By 2005, thirteen years later, the Praxis project had apparently run its course with the recording of Profanation: Preparation for a Coming Darkness. The core lineup of Lasswell, Worrell, Brain, and Buckethead, was on board. High profile guest vocalists (Iggy Pop, Serj Tankian, Killah Priest, and Mike Patton) were brought in to breathe fire into several of the songs. And then… nothing. It took three years for the record to see any sort of release, and when it did, it was in Japan only. Although by 2009 the record was available digitally in the US, it wasn’t until this year that Laswell himself was able to physically release the record here.

One of the rules of rock and roll is if a record’s release gets held up for more than a year, there’s a reason for it. And if it’s held up more than five years, that reason will be painfully apparent when you finally get a chance to listen to it.

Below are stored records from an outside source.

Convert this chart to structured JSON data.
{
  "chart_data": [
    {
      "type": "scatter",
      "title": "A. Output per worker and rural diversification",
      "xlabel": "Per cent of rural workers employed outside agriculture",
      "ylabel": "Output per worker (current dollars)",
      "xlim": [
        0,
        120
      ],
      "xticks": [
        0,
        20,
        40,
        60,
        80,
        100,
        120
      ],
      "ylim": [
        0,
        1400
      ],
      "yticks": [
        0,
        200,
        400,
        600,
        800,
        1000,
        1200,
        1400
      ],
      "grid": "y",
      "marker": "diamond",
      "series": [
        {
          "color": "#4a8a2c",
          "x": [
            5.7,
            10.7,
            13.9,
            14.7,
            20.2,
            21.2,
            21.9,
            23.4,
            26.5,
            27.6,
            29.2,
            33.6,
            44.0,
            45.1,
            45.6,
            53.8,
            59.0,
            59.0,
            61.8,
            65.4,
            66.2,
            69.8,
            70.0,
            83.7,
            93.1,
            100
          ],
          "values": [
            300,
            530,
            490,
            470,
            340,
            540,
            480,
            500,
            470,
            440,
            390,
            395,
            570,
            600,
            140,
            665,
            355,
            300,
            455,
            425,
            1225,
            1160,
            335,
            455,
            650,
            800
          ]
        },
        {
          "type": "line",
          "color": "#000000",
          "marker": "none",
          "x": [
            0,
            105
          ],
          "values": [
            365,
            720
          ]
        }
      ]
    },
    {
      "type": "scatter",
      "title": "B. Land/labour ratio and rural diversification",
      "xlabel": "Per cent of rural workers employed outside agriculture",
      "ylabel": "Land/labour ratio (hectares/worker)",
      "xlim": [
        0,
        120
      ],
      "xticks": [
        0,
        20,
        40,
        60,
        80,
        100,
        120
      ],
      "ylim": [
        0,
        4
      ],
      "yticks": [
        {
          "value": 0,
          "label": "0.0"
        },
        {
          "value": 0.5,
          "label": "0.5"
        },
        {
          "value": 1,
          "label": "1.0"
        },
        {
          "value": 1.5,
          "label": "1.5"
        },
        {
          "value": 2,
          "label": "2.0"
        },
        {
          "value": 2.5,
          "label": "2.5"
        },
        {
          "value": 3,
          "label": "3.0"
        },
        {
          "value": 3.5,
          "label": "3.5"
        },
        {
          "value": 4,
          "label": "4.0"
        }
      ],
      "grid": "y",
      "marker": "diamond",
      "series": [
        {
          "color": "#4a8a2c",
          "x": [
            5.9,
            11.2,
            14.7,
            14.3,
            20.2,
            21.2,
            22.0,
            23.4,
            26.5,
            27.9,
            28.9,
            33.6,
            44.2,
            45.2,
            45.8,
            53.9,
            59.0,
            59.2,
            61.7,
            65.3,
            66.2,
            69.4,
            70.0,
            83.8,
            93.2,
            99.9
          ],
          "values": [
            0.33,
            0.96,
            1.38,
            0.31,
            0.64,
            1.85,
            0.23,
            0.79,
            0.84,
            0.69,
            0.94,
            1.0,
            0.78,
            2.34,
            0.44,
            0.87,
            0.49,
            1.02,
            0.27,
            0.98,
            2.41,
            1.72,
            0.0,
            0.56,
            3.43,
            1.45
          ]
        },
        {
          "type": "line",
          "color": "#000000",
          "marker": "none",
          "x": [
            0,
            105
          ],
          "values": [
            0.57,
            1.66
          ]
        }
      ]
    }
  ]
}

Profanation is not an exception to that rule. It’s a sprawling mess of ideas and unfocused execution, made listeneable by the sheer talent of the guys in the room. Not surprisingly, the strongest tracks are the cluster featuring the high profile guest artists. “Furies” would fit in nicely on any latter-day Iggy Pop record, as he croons over Buckethead’s aptly crunchy licks. Killah Priest rhymes over a fairly traditional funky/jazzy hip hop track that sounds entirely out of place as an intro to Serj Tankian’s wailing “Sulfur and Cheese” — which itself sounds like nothing more than a System Of A Down studio outtake. And therein lies the main problem with this record: it very much sounds like it was recorded in the mid-aughts, and its datedness is a distraction. A listener’s tolerance for this sort of wankery depends to a great degree on the nostalgia associated with the time and place it was first experienced.

Profanation suggests a seven year gap (even a cognitive one) is a bit too much to overcome.